Unlike conventional soil probes, which measure moisture at a single point, CRNS stations provide data covering a significantly larger area of several hectares. As a result, they better capture the actual state of soil moisture in a heterogeneous landscape and enable better integration with satellite data.
The stations were installed as part of field monitoring to assess the water regime and ecological stability of the area in a post-mining landscape.
How CRNS Works
The CRNS method uses secondary neutrons produced by cosmic-ray interactions with the atmosphere. Their abundance near the Earth’s surface is influenced by the amount of hydrogen in the surrounding environment. Since most of the hydrogen in the landscape is bound in water, the water content in the soil can be derived from the measured signal after calibration.
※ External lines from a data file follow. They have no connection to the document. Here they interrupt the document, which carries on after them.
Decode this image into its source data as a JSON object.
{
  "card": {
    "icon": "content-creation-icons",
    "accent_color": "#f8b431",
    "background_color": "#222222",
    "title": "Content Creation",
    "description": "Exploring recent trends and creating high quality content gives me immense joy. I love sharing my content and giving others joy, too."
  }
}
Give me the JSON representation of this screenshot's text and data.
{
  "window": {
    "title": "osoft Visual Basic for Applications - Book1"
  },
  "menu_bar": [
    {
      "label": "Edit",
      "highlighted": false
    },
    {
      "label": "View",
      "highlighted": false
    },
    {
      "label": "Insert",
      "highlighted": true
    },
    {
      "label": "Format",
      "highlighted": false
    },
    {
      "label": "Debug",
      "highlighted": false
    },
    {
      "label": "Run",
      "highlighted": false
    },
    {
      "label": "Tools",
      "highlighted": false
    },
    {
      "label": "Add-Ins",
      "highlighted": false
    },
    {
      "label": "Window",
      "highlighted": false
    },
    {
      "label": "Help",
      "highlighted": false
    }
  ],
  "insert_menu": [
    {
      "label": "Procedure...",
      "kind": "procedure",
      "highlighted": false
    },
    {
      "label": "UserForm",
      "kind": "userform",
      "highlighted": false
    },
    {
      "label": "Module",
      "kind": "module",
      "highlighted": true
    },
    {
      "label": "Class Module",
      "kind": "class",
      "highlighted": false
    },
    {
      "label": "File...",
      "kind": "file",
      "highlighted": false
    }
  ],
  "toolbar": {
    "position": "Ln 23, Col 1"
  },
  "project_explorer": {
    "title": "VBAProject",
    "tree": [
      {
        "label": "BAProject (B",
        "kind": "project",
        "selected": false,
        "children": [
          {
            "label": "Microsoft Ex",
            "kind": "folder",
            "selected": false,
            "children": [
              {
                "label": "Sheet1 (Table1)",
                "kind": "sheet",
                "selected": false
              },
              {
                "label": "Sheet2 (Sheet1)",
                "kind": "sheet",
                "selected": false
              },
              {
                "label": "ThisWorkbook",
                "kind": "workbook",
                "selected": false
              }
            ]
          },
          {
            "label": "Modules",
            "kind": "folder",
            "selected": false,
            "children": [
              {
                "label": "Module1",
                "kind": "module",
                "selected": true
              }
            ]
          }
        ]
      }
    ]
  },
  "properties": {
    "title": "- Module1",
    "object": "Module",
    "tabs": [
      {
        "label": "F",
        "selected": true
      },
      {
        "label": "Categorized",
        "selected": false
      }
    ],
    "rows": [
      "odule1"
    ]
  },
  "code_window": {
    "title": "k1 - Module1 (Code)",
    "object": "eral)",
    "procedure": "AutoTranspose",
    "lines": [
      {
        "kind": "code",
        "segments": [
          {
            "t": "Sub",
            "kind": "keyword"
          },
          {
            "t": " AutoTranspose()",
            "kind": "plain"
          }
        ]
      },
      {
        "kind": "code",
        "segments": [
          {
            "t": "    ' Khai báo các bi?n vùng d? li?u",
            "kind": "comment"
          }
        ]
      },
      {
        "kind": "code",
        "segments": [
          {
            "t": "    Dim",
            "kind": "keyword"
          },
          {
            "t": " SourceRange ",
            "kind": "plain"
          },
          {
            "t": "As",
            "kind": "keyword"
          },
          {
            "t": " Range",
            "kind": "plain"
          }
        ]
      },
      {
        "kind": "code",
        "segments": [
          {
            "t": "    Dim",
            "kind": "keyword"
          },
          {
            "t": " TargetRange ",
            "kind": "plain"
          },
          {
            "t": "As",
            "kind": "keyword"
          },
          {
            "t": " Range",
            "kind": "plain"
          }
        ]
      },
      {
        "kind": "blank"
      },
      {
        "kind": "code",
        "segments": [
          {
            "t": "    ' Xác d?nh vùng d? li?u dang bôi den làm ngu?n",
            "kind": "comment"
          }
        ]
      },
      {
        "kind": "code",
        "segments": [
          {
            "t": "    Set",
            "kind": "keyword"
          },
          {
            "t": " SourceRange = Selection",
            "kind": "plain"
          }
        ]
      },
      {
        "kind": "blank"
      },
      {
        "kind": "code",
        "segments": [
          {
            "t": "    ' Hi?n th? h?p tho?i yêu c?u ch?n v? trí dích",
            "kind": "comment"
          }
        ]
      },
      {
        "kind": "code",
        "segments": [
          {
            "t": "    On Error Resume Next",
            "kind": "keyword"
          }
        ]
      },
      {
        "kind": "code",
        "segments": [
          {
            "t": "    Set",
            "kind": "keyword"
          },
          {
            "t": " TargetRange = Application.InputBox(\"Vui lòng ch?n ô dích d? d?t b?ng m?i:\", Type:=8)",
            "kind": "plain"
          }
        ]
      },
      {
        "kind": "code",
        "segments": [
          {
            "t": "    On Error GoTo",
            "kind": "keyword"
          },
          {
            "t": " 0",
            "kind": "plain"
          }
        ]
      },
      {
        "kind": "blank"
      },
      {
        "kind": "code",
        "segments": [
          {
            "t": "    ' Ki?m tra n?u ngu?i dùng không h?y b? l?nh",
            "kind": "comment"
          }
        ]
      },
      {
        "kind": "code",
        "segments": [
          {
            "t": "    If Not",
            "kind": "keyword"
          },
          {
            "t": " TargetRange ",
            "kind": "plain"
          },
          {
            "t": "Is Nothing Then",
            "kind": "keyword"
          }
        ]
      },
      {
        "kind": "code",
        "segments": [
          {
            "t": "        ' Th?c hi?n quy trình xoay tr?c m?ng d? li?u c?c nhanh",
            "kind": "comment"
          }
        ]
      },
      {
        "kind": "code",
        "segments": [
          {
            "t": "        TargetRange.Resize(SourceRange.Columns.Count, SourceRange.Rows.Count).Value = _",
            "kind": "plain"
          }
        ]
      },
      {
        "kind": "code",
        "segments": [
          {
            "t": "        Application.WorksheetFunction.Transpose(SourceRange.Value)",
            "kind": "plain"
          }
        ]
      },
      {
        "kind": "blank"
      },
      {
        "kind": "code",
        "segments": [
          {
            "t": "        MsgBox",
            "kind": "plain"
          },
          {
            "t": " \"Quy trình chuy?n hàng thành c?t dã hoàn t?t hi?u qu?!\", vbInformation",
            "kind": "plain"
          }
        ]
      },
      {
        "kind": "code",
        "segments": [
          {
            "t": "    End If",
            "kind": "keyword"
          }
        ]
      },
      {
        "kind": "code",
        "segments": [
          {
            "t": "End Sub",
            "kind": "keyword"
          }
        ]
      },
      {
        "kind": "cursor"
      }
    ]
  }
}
The advantage of this method is that it provides integrated data covering a larger area, rather than just point measurements. This is particularly important for assessing drought, the water regime of an area, and landscape restoration.
Benefits for research and landscape restoration
The data collected will help better track changes in soil moisture over time, detect the onset of dry spells, and assess the landscape’s response to precipitation or prolonged periods without rain. At the same time, it will serve as an important basis for refining hydrological models and verifying data from satellite monitoring.
“CRNS technology allows us to monitor soil moisture on a hectare-scale, which is more representative for assessing the landscape’s water regime than traditional point measurements. The data obtained is important not only for research but also for designing and evaluating practical measures in the field,” says group leader Ing. Lukáš Jačka, PhD, from the Department of Water Management and Environmental Modelling.
This monitoring is particularly important in post-mining landscapes, where soil and hydrological conditions are often highly variable. Data from CRNS stations can thus contribute to a better understanding of how these areas function and to the development of measures for a more resilient and better-adapted landscape.